“Sussidiarietà” è una parola della neo-lingua cattolica, inventata allo scopo di sottrarre allo Stato italiano quei servizi pubblici che lo qualificano come indipendente e laico – sanità, assistenza sociale, educazione. “Sussidiarietà” è la versione clericale di “privatizzazione”.
Sottrarre allo Stato ciò che lo rende Stato e farsi pagare profumatamente; l’esito di questo processo in corso da più di vent’anni, che nell’ultima decade ha conosciuto una forte accelerazione, è la creazione di un potere economico radicato dal sud al nord, in grado di restaurare il dominio di fatto della Chiesa Cattolica sul corpo vivo della società italiana.
Date queste intenzioni – peraltro più volte esplicitate dagli stessi ideologi della sussidiarietà e che dunque solo chi si candida a svolgere il “ruolo dell’utile idiota” finge di non vedere – verrebbe da pensare che la classe politica italiana, di destra e di sinistra, sia da tempo impegnata in una strenua lotta a difesa della Repubblica Italiana e dei suoi principi fondatori: libertà, uguaglianza, laicità.
Magari… Al contrario, la classe politica italiana si divide in chi vorrebbe consegnare lo Stato chiavi in mano al Vaticano (la destra) e chi vorrebbe smantellarlo gradualmente (il famoso “riformismo” della sinistra). L’Emilia-Romagna, un tempo terra di conflitto col potere clericale, è oggi, insieme alla Lombardia, il “laboratorio sociale” della nascente federazione di Vaticalia.
Non è nemmeno questione d’essere contrari o favorevoli alle privatizzazioni; il problema è ancor più a monte. Se usciamo dal nostro provincialismo, ci accorgiamo quasi istantaneamente che altri stati d’Europa, meno frammentati o da più lungo tempo riuniti sotto un’unica bandiera, avendo già consolidato le propria fondamenta, hanno scelto strade diverse. Prendiamo la Gran Bretagna, dove per esempio le adozioni non sono gestite dagli enti statali, bensì dai privati. Quando il Parlamento inglese approvò le Civil Partnership (riconoscimento giuridico di unioni diverse dal matrimonio civile ma che godono degli stessi diritti, non uno in meno), la nuova legge diede immediatamente la possibilità alle coppie omosessuali d’accedere alle adozioni. Le associazioni cattoliche e anglicane impegnate nel settore intrapresero una lunga polemica, dichiarando che si sarebbero opposte. S’aprì una diatriba con lo Stato, il quale infine decise che non era contemplata l’obiezione di coscienza e che spettava allo Stato e solo allo Stato decidere le regole del gioco a cui anche i gestori privati debbono attenersi.

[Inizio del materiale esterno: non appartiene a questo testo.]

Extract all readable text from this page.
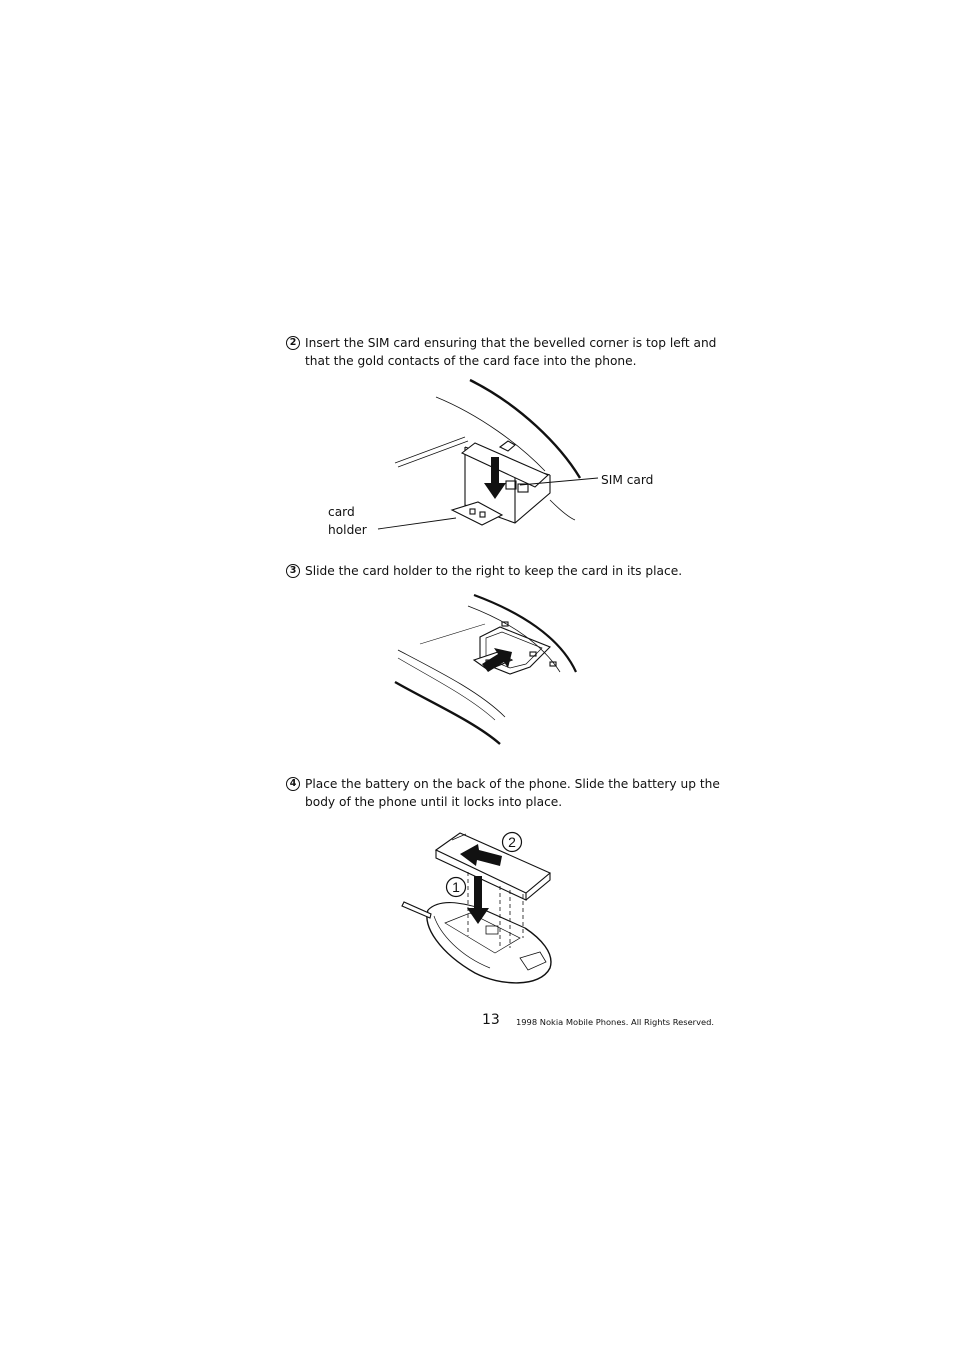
2 Insert the SIM card ensuring that the bevelled corner is top left and
that the gold contacts of the card face into the phone.
SIM card
card
holder
3 Slide the card holder to the right to keep the card in its place.
4 Place the battery on the back of the phone. Slide the battery up the
body of the phone until it locks into place.
1
2
13 1998 Nokia Mobile Phones. All Rights Reserved.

Ho ricordato questo episodio fresco di stampa per rendere palese ciò che non avverrà mai in Vaticalia. Qui lo Stato non è in grado di garantire che i servizi affidati ai privati abbiano quella caratteristica che posseggono solo se svolti dal pubblico: nessun connotato confessionale, aperti a tutti gli orientamenti religiosi ed esistenziali.

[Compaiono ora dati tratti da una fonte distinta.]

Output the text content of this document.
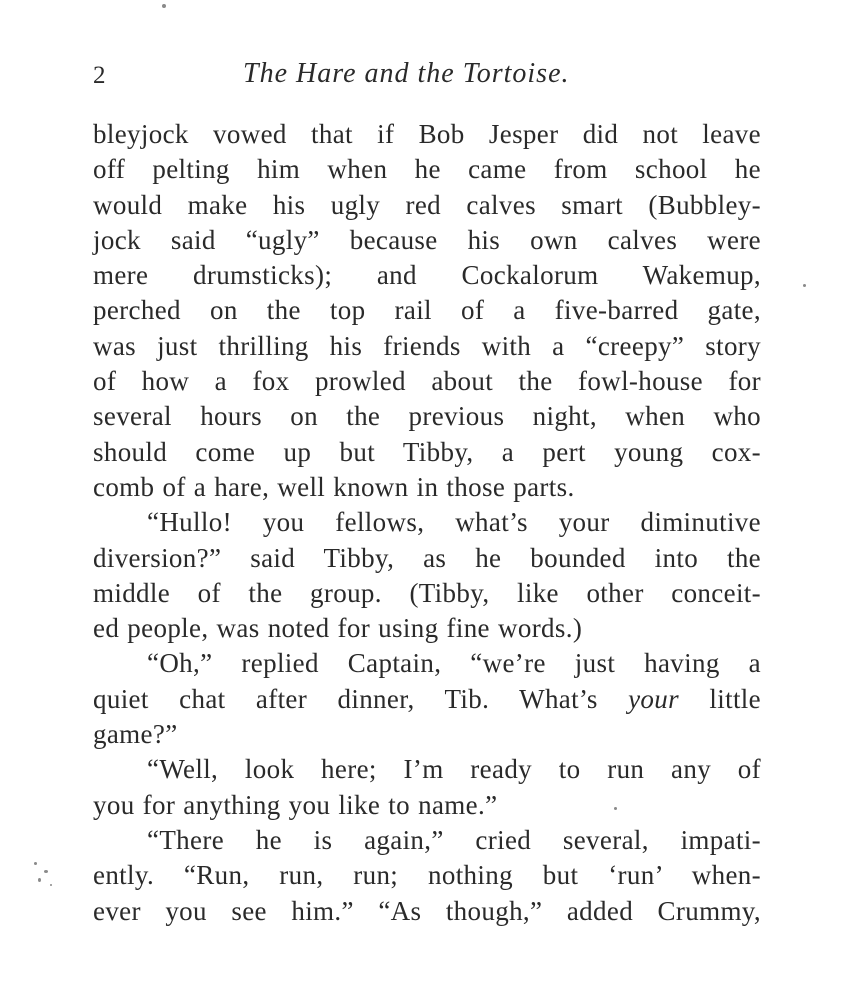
2	The Hare and the Tortoise.
bleyjock vowed that if Bob Jesper did not leave
off pelting him when he came from school he
would make his ugly red calves smart (Bubbley-
jock said “ugly” because his own calves were
mere drumsticks); and Cockalorum Wakemup,
perched on the top rail of a five-barred gate,
was just thrilling his friends with a “creepy” story
of how a fox prowled about the fowl-house for
several hours on the previous night, when who
should come up but Tibby, a pert young cox-
comb of a hare, well known in those parts.
“Hullo! you fellows, what’s your diminutive
diversion?” said Tibby, as he bounded into the
middle of the group. (Tibby, like other conceit-
ed people, was noted for using fine words.)
“Oh,” replied Captain, “we’re just having a
quiet chat after dinner, Tib. What’s your little
game?”
“Well, look here; I’m ready to run any of
you for anything you like to name.”
“There he is again,” cried several, impati-
ently. “Run, run, run; nothing but ‘run’ when-
ever you see him.” “As though,” added Crummy,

L’invito del cardinale Caffarra ad accogliere la sussidiarietà come asse portante delle politiche dell’Amministrazione bolognese e regionale, il pronto “sì” ricevuto in risposta dal sindaco Virginio Merola e dal governatore Vasco Errani, sono i campanelli d’un gravissimo allarme a cui dare risposta.
Caduto ogni freno inibitore della classe politica, oramai totalmente sganciata dall’elettorato di riferimento, il prossimo passo, imminente, sarà la ri-clericalizzazione dei servizi d’assistenza alla persona, delle scuole, degli ospedali, unita ad un aumento dei costi per i cittadini e a una generale perdita di qualità dei servizi dismessi.

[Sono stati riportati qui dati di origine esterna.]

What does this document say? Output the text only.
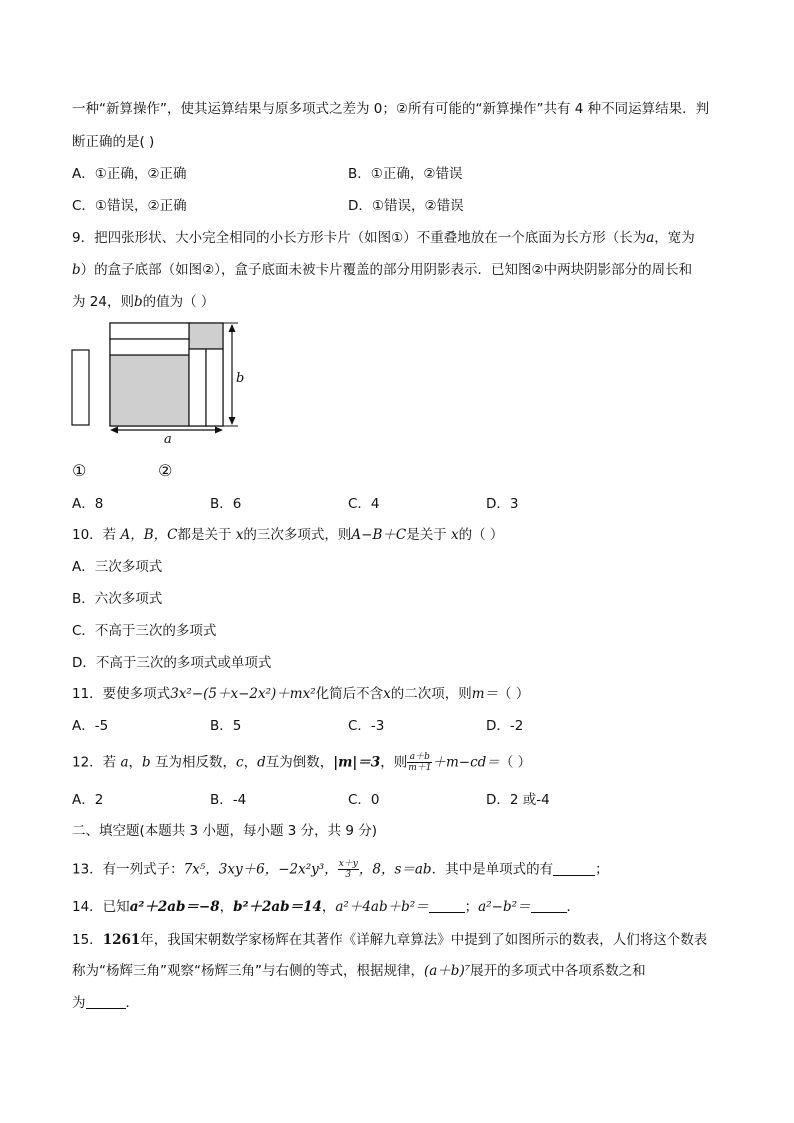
一种“新算操作”，使其运算结果与原多项式之差为 0；②所有可能的“新算操作”共有 4 种不同运算结果．判
断正确的是( )
A．①正确，②正确	B．①正确，②错误
C．①错误，②正确	D．①错误，②错误
9．把四张形状、大小完全相同的小长方形卡片（如图①）不重叠地放在一个底面为长方形（长为a，宽为
b）的盒子底部（如图②），盒子底面未被卡片覆盖的部分用阴影表示．已知图②中两块阴影部分的周长和
为 24，则b的值为（ ）
b
a
①	②
A．8	B．6	C．4	D．3
10．若 A，B，C都是关于 x的三次多项式，则A−B＋C是关于 x的（ ）
A．三次多项式
B．六次多项式
C．不高于三次的多项式
D．不高于三次的多项式或单项式
11．要使多项式3x²−(5＋x−2x²)＋mx²化简后不含x的二次项，则m＝（ ）
A．-5	B．5	C．-3	D．-2
12．若 a，b 互为相反数，c，d互为倒数，|m|＝3，则 $\frac{a+b}{m+1} +m-cd=$（ ）
A．2	B．-4	C．0	D．2 或-4
二、填空题(本题共 3 小题，每小题 3 分，共 9 分)
13．有一列式子：7x⁵，3xy＋6，−2x²y³， $\frac{x+y}{3}$ ，8，s＝ab．其中是单项式的有	；
14．已知a²＋2ab＝−8，b²＋2ab＝14，a²＋4ab＋b²＝	；a²−b²＝	．
15．1261年，我国宋朝数学家杨辉在其著作《详解九章算法》中提到了如图所示的数表，人们将这个数表
称为“杨辉三角”观察“杨辉三角”与右侧的等式，根据规律，(a＋b)⁷展开的多项式中各项系数之和
为	．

Questo è il futuro dei prossimi mesi, se la società non sarà in grado di gridare “no”, se non ci ribelleremo all’ideologia liberista e privatista che ha creato la crisi economica che stiamo attraversando e il cui salato conto si vorrebbe che fosse pagato dalle vittime e non dai finazisti (felice neologismo di Franco “Bifo” Berardi, nato dall’unione di finanza e nazisti).
Urge aprire un conflitto, duro, con chi ha responsabilità di governo. La drammaticità del momento non ammette sconti in nome delle simpatie di partito. E’ in gioco il bene comune e l’idea stessa di società plurale, aperta, solidale.